Monday, 18 September 2017

'Portraits by Cezanne' at Musee D'Orsay, Paris

On my recent trip to Paris I saw the 'Portraits by Cezanne' exhibition at Musee D'Orsay which opens at the National Portrait Gallery in London in October. That gives me another opportunity to see this excellent exhibition.

The exhibition starts off, as you'd expect, with early portraits as Cezanne found his own style. There were a few portraits of his uncle differentiated by wearing different hats, something he seems to do with his own later self-portraits, wearing hats of various shapes and colours. The consistent thing is the bushy beard, both for his uncle and himself. He's not the poster-boy for the exhibition however, that's reserved for 'Boy in the Red Waistcoat' which works really well with the splash of vivid red to liven up the colour palette.

To illustrate Cezanne's 'hats maketh the man' approach, I particularly liked his 'Self-portrait with a White Hat' with Cezanne looking straight out at the viewer wearing a white hat of sorts - or is it a bandanna tied around his head? Hair and beard are well kept and under control unlike in the self-portrait I'm more familiar with in the National Gallery in London. That painting is on loan to this exhibition and it was nice to see it again. I think I prefer the self-portrait with the white hat though, showing the artist in his prime, gazing out at the viewer in three-quarter pose, a man assured of himself and in control of his art.

As well as painting his own portrait, Cezanne painted his wife endlessly. There are half a dozen portraits of Madame Cezanne in the exhibition, the poor, long-suffering wife. I could well imagine her saying, 'ok, just another few minutes but I really need to make the dinner...' as Cezanne started yet another portrait.

Another portrait I particularly liked was 'Gustave Geffroy' from around 1896, with the good Monsieur Geffroy sitting in front of his book-case with books scattered on his desk. I suspect he's copying favourite passages into his notebook to keep them with him. The first thing I noticed were the orange-spines books in the book-case and wondered if Penguin paid Cezanne a royalty for inventing its trademark colour. That took me into the painting and could examine it with different eyes.

If you don't know the sitter or his/her history, then you need something to grab your attention to pull you into the painting, and those books did it for me. I assume the catalogue explains who he was and his relationship with Cezanne but, since the catalogue was in French then I have no idea. I look forward to reading about Gustave in the National Portrait Gallery catalogue.

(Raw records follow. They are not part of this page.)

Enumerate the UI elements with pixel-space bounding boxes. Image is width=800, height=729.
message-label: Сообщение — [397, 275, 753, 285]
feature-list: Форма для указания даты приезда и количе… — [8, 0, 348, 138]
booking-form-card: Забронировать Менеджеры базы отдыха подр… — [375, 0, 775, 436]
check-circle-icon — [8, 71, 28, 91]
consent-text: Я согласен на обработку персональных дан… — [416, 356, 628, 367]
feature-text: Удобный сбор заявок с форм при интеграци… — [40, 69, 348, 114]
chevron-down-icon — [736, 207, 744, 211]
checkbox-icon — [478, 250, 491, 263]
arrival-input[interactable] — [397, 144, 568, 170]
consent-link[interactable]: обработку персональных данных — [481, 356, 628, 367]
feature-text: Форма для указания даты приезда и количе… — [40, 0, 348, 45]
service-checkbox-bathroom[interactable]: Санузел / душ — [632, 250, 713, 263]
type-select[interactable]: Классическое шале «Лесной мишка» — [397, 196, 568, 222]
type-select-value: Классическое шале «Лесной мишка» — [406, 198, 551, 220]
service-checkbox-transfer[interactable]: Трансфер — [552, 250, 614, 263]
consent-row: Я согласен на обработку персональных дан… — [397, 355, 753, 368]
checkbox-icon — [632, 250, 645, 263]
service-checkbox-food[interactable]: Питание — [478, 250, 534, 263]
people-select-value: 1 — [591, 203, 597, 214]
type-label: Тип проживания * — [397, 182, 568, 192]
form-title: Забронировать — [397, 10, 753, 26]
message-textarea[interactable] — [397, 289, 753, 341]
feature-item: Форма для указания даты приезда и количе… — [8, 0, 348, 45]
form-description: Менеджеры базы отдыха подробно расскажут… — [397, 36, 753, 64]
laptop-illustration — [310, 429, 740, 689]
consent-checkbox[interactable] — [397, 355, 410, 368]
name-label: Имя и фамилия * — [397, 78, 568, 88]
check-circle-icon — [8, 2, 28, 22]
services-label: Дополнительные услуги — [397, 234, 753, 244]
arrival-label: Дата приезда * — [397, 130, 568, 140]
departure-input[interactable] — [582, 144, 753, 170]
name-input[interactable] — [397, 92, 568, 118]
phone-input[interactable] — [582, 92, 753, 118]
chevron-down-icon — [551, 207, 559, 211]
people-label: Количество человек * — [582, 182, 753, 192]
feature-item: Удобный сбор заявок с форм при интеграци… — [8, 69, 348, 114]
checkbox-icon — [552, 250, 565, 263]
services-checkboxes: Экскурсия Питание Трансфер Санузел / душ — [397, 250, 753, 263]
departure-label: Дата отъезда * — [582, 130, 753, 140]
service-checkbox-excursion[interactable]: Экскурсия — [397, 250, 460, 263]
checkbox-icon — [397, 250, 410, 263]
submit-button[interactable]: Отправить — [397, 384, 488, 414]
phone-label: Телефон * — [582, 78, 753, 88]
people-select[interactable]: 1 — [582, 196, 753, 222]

Another portrait I loved was the one of Maggie Smith or, rather, 'Woman in Blue' to give the painting it's true title. As soon as I saw this one I thought of Maggie and still do. I can just see her sitting at a table waiting to be served a glass of sherry and sighing because of the wait. The slight downward glance and the angle of the hat, the plain blue jacket and dress against the colourful tablecloth all serve to give the painting a slight air of sadness, but I assume a momentary sadness. I'm sure she'll perk uo when the sherry is delivered.

It's a very simple portrait that cries out for a story to be draped around it and I hope the National Portrait Gallery version of the catalogue will do that. I want to know who she is and what was going on in her life at the time of the portrait.

One of the final portraits is another self-portrait by Monsieur Cezanne, this time as an old man whose beard has turned grey and he's gone all trendy by shaving it into a goatee beard. A large floppy beret tops off the portrait. The robust, beefy man of the earlier self-portraits has shrunk a bit with age but he's still using hats to cover his baldness. I looked at this portrait and thought old man and then wondered why he bothered to shave the sides of his beard? Was he still vain at that age? was it the fashion at the time? I don't know, but after all the earlier fully bearded portraits it did rather stand out for me.

I didn't realise that Cezanne was such a portraitist until this exhibition - I usually associate him in my head as a landscape artist because that's the genre I've mainly seen in his paintings. This exhibition shines a new light on him. That's always a good thing.

The exhibition opens at the National Portrait Gallery in London on 26 October and I'd certainly recommend it. I'll be going again to say 'bonjour' to Monsieur Cezanne.